Take notice of how your body responds to certain instructions. When given a task from someone, do you feel anxious immediately? Does worry overcome you? Take note of what goes on in the moment. And remember that this task is something that weighs on you.

Talk to the people around you. They may not know why you are always feeling frustrated. Or why you may get irritated at the small things. If they understand that you have a task ahead of you that makes you feel anxious, they may be able to make other things easier for you. Or they may give you space to figure it out. It will also avoid unnecessary arguments. Due to that, both parties are aware of what is the reason behind the ‘frustration’.

It is more beneficial to label your feelings for what it really is. Thus, you will be able to find a long-lasting resolution to the ‘frustration’.
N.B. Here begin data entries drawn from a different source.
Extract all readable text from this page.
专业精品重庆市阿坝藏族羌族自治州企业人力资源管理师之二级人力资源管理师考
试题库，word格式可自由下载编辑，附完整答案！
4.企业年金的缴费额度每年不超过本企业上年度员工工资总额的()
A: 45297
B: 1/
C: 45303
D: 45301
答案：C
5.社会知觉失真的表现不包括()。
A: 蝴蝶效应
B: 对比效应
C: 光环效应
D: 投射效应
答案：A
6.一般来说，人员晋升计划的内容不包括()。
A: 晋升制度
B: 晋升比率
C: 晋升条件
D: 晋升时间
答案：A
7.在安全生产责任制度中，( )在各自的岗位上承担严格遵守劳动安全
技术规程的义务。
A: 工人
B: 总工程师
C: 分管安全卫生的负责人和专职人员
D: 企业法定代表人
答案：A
Just as you would write your daily plan, schedule or meeting, you can write down your ‘frustrations’. In that moment, it is hard to dive deeper into a feeling of frustration. Therefore, you can write it down, and refer back to it at the end of the day. Thereafter you can unpack the feeling of frustration and where it arises from. In addition, when we feel frustrated another time, we may refer back. And remember how it was dealt with the last time.

Lastly, recognize what you cant change. Some things are just out of our control. Although we may feel contrary, we cannot be a part of every decision. And we certainly cant control the outcome. Be mindful of what you have in your hands.